Bielefeld (mönt). Die erste Station ist die Synagoge Beit Tikwa an der Detmolder Straße. Und sie zeigt gleich, dass Frieden noch nicht in allen Köpfen angekommen ist. Die Synagoge muss geschützt werden. Das jüdische Haus, einst evangelische Kirche, kann nicht auf einen bewachten Eingang verzichten – aus Sicherheitsgründen. Knapp 60 Bielefelder passieren am Sonntagnachmittag die Einlassschleuse und erfahren drinnen etwas über die Symbolik und Tradition im Judentum. Anschließend führt der Stadtgang zur Altstädter Nicolaikirche und zur Moschee an der Ernst-Rein-Straße.

Eingeladen hat der Trialogische Arbeitskreis. Der besteht seit 1997, damals gestartet noch als Dialogkreis. Seitdem die Jüdische Gemeinde in Bielefeld gewachsen ist und ein repräsentatives Gotteshaus hat, ist es ein Trialog der Religionen geworden, die sich gemeinsam auf Abraham als Stammvater beziehen.

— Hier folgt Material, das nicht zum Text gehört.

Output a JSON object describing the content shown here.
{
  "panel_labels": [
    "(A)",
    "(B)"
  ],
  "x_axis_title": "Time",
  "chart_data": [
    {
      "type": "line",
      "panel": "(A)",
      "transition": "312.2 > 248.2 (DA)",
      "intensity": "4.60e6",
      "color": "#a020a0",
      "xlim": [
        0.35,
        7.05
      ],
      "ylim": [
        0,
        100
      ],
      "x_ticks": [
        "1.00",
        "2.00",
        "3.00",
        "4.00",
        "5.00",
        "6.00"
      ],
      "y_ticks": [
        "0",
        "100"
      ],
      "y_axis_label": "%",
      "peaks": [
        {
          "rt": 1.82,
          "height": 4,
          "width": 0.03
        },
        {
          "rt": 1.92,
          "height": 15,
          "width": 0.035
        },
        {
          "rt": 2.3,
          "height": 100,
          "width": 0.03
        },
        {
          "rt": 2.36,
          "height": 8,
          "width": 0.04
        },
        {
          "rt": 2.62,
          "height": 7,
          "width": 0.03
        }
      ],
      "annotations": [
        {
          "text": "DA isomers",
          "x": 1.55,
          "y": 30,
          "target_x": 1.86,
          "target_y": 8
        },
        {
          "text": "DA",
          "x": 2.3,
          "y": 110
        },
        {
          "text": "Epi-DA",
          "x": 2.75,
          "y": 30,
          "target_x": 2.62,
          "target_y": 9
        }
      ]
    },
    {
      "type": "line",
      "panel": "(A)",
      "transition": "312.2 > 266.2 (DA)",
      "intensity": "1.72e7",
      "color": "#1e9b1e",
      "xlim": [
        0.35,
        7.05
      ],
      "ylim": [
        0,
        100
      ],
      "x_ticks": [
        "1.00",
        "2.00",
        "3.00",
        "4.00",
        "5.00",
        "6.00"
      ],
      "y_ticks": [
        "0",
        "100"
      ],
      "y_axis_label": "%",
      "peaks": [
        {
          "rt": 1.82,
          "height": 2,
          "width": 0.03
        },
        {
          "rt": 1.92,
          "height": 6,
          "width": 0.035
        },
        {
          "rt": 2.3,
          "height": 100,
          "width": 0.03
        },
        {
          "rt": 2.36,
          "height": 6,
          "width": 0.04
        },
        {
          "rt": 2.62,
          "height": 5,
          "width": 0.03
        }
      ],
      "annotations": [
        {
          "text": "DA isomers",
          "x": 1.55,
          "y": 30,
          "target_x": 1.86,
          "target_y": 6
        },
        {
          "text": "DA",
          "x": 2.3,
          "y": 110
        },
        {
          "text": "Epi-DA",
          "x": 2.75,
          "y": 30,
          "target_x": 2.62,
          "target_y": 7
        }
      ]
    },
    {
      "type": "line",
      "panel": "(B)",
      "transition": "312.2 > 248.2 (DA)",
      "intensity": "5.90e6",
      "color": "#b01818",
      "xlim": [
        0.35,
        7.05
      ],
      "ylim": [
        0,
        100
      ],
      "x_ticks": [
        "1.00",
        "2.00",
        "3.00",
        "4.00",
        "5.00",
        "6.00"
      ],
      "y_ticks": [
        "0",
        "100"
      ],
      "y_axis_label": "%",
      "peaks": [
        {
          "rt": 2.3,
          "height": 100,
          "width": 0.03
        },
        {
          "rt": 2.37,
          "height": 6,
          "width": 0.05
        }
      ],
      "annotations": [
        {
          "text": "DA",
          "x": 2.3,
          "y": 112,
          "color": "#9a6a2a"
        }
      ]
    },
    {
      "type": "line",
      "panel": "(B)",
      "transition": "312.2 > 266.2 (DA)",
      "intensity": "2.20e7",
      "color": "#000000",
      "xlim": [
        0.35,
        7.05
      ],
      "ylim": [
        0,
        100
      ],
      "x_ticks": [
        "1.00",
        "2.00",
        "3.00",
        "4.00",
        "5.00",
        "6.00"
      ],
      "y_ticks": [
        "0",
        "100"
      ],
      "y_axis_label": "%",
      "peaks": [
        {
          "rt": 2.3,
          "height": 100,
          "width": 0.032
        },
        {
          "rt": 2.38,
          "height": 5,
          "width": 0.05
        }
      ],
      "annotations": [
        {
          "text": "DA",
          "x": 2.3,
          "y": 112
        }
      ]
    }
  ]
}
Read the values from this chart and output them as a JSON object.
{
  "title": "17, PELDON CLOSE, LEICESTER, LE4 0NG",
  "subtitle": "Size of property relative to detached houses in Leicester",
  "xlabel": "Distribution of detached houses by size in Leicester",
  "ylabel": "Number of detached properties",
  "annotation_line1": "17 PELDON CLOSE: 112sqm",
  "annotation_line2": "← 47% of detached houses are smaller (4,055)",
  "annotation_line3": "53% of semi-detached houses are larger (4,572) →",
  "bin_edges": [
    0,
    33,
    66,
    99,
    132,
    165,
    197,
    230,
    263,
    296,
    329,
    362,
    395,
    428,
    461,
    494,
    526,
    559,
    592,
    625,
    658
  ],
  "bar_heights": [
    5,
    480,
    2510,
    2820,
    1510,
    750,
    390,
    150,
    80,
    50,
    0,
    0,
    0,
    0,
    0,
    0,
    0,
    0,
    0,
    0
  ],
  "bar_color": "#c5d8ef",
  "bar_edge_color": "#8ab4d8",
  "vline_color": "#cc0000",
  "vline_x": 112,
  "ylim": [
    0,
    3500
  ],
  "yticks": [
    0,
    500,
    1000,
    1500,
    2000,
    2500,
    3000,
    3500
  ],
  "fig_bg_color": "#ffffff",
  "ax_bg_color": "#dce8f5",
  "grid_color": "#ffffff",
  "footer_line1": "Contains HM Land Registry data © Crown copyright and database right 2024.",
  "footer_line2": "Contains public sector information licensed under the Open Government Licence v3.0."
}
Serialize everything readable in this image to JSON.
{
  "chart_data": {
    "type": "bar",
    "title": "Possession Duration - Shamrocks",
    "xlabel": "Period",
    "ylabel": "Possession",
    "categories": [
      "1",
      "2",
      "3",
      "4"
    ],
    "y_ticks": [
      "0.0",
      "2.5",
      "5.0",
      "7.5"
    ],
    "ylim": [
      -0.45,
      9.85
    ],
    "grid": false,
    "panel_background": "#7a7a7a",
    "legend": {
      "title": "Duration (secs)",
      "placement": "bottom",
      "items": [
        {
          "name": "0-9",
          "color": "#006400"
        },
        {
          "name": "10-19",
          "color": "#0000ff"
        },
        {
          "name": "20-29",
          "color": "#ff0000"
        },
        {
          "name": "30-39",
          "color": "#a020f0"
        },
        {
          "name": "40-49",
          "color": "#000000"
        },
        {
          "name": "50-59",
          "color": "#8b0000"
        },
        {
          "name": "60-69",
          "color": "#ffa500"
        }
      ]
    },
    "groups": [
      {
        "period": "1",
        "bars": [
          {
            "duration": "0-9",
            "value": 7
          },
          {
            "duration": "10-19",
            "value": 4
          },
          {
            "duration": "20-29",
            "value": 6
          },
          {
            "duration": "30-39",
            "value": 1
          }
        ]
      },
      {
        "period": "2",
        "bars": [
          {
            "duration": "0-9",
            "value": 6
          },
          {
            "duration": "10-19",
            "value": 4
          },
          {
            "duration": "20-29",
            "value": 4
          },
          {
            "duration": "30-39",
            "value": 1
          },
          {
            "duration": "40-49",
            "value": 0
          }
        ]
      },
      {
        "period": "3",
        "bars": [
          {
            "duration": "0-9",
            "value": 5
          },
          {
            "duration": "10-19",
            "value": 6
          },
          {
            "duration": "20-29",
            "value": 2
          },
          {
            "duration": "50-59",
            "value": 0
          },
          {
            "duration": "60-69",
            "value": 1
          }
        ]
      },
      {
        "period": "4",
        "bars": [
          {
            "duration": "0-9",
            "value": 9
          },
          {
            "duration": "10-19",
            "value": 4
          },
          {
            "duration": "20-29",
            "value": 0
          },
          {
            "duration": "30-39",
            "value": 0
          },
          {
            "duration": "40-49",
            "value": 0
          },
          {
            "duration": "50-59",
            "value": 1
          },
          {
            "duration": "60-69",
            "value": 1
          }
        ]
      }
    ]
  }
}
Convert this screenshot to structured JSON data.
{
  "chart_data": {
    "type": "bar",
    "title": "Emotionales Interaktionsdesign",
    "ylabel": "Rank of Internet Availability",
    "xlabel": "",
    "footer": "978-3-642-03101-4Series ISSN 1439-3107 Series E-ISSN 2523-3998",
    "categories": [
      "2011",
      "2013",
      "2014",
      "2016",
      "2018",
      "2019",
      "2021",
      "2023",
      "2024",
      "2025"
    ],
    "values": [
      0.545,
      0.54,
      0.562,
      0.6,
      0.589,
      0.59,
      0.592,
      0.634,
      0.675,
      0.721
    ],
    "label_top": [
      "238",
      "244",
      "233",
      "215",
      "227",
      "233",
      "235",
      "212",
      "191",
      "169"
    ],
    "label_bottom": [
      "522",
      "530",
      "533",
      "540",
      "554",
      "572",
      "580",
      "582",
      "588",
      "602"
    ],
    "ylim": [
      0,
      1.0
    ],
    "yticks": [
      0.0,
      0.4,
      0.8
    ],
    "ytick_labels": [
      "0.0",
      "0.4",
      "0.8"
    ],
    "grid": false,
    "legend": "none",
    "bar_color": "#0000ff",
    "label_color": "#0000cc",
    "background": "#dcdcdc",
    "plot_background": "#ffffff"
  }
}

"Wir wollen die drei Religionen im Gespräch halten und die Bevölkerung in diesen Prozess miteinbeziehen", erklärt Hans-Christoph Matuschek. Er gehört als Christ diesem Kreis an, der aus bis zu 15 Personen aller drei abrahamitischen Religionen besteht und sich etwa alle drei Monate für den Austausch trifft. Für 2016 bereitet der Kreis das vierte Abrahamsfest in Bielefeld vor. Veranstaltungen wie der Stadtgang sollen zwischen den Abrahamsfesten ein Kennenlernangebot der Religionen an die Bielefelder sein. In der Synagoge übernahm Stephan Probst aus dem Vorstand der Jüdischen Kultusgemeinde Bielefeld die Aufgabe, die Insignien des Judentums zu erklären. Probst öffnete für die Besucher den Thoraschrein, in dem sich vier Thorarollen befinden, das Heiligste, was es im Judentum gibt. Die Synagoge selbst jedoch, so Probst, verstehen Juden weniger als Gotteshaus, "sondern eher als Versammlungsgebäude". Dort werden neben Gottesdiensten auch Feste gefeiert. Den knapp 300 Mitgliedern der Gemeinde in Bielefeld steht dafür eine Küche im Untergeschoss zur Verfügung – denn die Speisevorschriften sind – ähnlich wie im Islam – im Judentum mitunter streng und umfangreich.

Ähnlichkeiten zum Islam und zum Christentum gibt es durchaus, unter anderem, dass es zahlreiche Strömungen innerhalb der Religionen gibt, die sich voneinander in den Auslegungen unterscheiden. Die jüdische Gemeinde Bielefeld zählt zur liberalen Ausprägung.